I was particularly inspired by Yuvi (Co-founder and Tech Lead, 2i2c) and his great talk exploring how JupyterHub might support a variety of computing applications—hosting other interactive computing systems like R Studio, web servers straight from a Jupyter notebook, interactive data visualizations which can open directly into a QGIS desktop application which generates the user’s exact view. Now that JupyterHub can provide an easy place to co-locate interactive computing systems with large data repositories, I’m looking forward to a whole new ecosystem of interconnected computing systems. Additionally, I think JupyterHub and JupyterLab together can enable domain users to create their own programming interfaces and tools which they can immediately insert into a powerful cloud computing platform. How might we build direct-manipulation interfaces which can interoperate with a Jupyter notebook, allowing a user to manipulate and visualize the same data through multiple modalities at the same time?
User Research and Open Source Communities
By day three, during the community sprints, I was left thinking about what role I (and user-researchers like me) might play in the Jupyter community. Among groups working on additions to all parts of the Jupyter ecosystem, I thought about how I might be able to best contribute. As a researcher in Human-Computer Interaction, I think a lot about how to study scientific programming as it happens and how that research might inform future programming interface design. Now more than ever, users across a diverse range of programming abilities, domains, and use-cases are using Jupyter tools to do their work. How might we best learn about their needs and design for them?

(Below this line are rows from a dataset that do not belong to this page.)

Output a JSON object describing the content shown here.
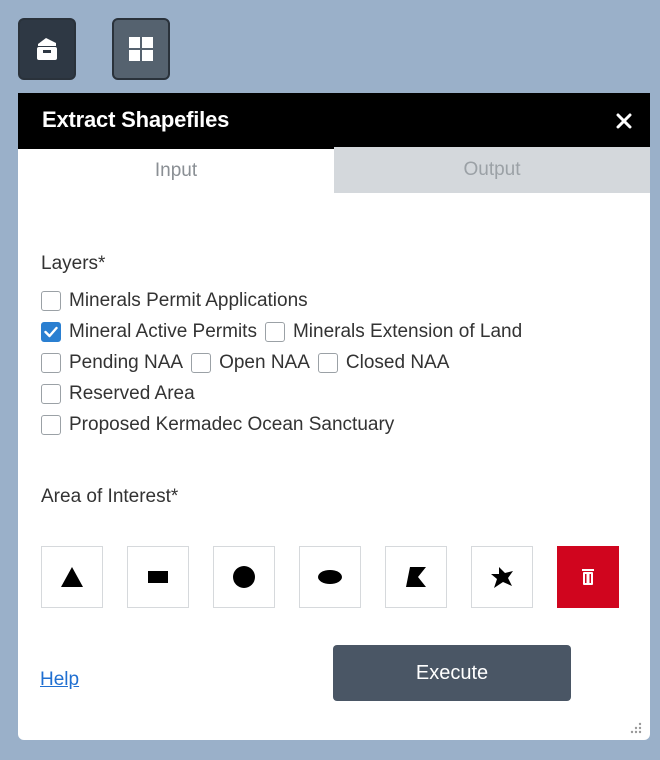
{
  "toolbar": {
    "toolbox_icon": "briefcase-icon",
    "grid_icon": "grid-icon"
  },
  "panel": {
    "title": "Extract Shapefiles",
    "close_glyph": "✕"
  },
  "tabs": [
    {
      "label": "Input",
      "active": true
    },
    {
      "label": "Output",
      "active": false
    }
  ],
  "layers": {
    "label": "Layers*",
    "rows": [
      [
        {
          "label": "Minerals Permit Applications",
          "checked": false
        }
      ],
      [
        {
          "label": "Mineral Active Permits",
          "checked": true
        },
        {
          "label": "Minerals Extension of Land",
          "checked": false
        }
      ],
      [
        {
          "label": "Pending NAA",
          "checked": false
        },
        {
          "label": "Open NAA",
          "checked": false
        },
        {
          "label": "Closed NAA",
          "checked": false
        }
      ],
      [
        {
          "label": "Reserved Area",
          "checked": false
        }
      ],
      [
        {
          "label": "Proposed Kermadec Ocean Sanctuary",
          "checked": false
        }
      ]
    ]
  },
  "aoi": {
    "label": "Area of Interest*",
    "tools": [
      "point-tool",
      "rectangle-tool",
      "circle-tool",
      "ellipse-tool",
      "polygon-tool",
      "freehand-polygon-tool",
      "delete-tool"
    ]
  },
  "footer": {
    "help": "Help",
    "execute": "Execute"
  },
  "colors": {
    "accent": "#2a7fd1",
    "delete": "#d0051e",
    "execute": "#4a5665"
  }
}
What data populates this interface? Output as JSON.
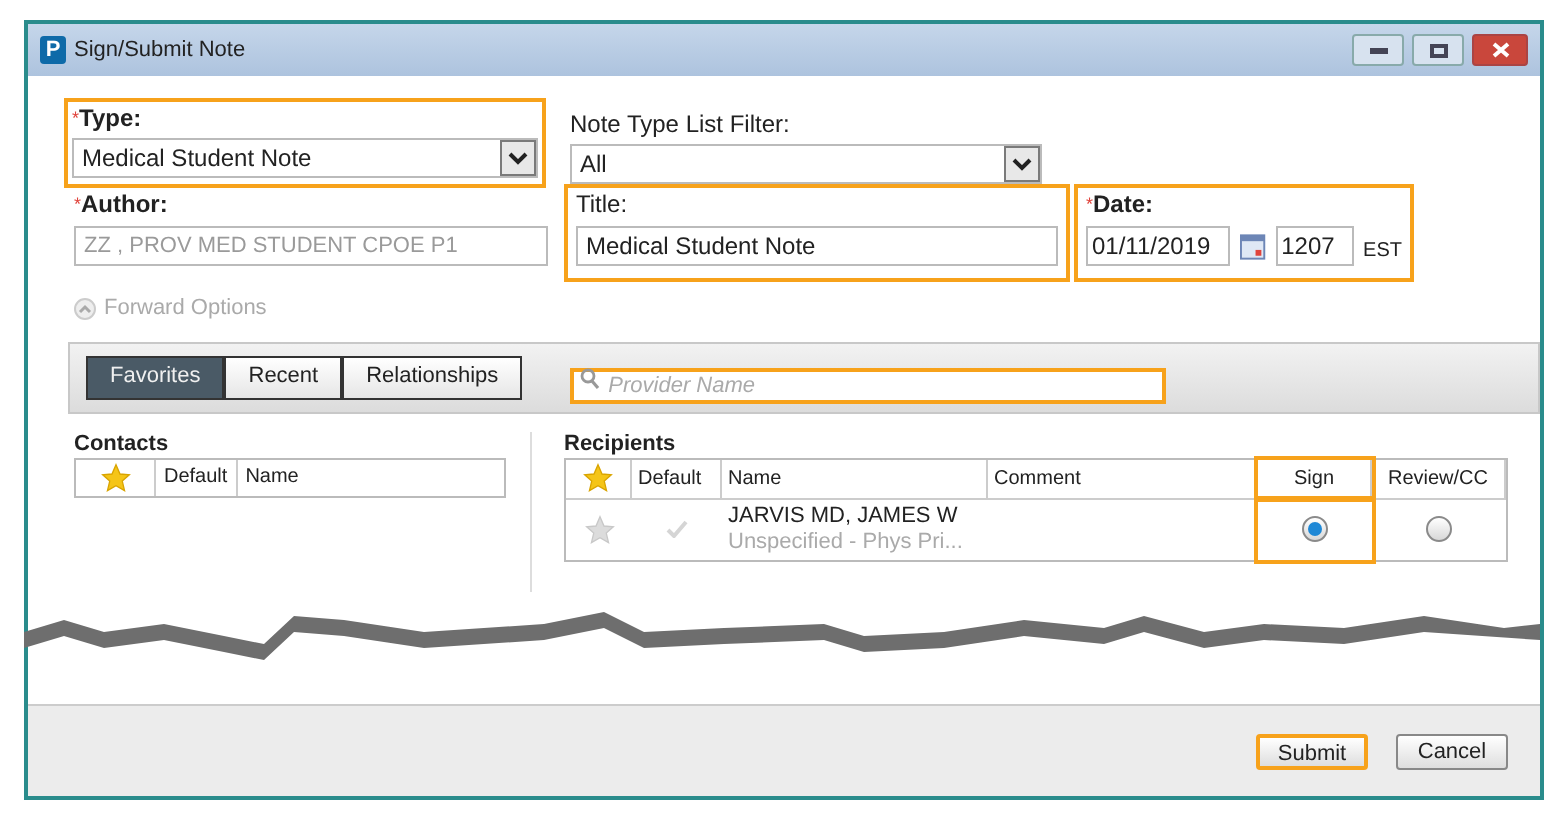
{
  "window": {
    "title": "Sign/Submit Note",
    "app_letter": "P"
  },
  "type": {
    "label": "Type:",
    "required_mark": "*",
    "value": "Medical Student Note",
    "highlighted": true
  },
  "filter": {
    "label": "Note Type List Filter:",
    "value": "All"
  },
  "author": {
    "label": "Author:",
    "required_mark": "*",
    "value": "ZZ , PROV MED STUDENT CPOE P1",
    "disabled": true
  },
  "title": {
    "label": "Title:",
    "value": "Medical Student Note",
    "highlighted": true
  },
  "date": {
    "label": "Date:",
    "required_mark": "*",
    "date": "01/11/2019",
    "time": "1207",
    "zone": "EST",
    "highlighted": true
  },
  "forward_options": {
    "label": "Forward Options",
    "disabled": true
  },
  "tabs": [
    {
      "label": "Favorites",
      "selected": true
    },
    {
      "label": "Recent",
      "selected": false
    },
    {
      "label": "Relationships",
      "selected": false
    }
  ],
  "provider_search": {
    "placeholder": "Provider Name",
    "highlighted": true
  },
  "contacts": {
    "title": "Contacts",
    "columns": [
      "Default",
      "Name"
    ]
  },
  "recipients": {
    "title": "Recipients",
    "columns": [
      "Default",
      "Name",
      "Comment",
      "Sign",
      "Review/CC"
    ],
    "sign_highlighted": true,
    "rows": [
      {
        "name": "JARVIS MD, JAMES W",
        "detail": "Unspecified - Phys Pri...",
        "favorite": false,
        "default": false,
        "sign": true,
        "review": false
      }
    ]
  },
  "buttons": [
    {
      "label": "Submit",
      "highlighted": true
    },
    {
      "label": "Cancel",
      "highlighted": false
    }
  ]
}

Personally, I’m excited by the role that deep user research could play in answering this question. In my own experience, learning enough about a researcher’s work to ‘speak the language’ has often been the first step to understanding not just their programming problems, but what their programming work actually accomplishes: how they’re using a Jupyter notebook to ask a scientific question, and how we might better support users once we have a more holistic understanding of how they’re using a notebook to do that work.
This is primarily a call for my own research field of Human-Computer Interaction to think more about how we might better contribute to open-source communities like Jupyter—doing long-form, detailed user research is difficult and time-consuming work, but it might also lead to imagining new ways of computing that we otherwise wouldn’t have arrived at.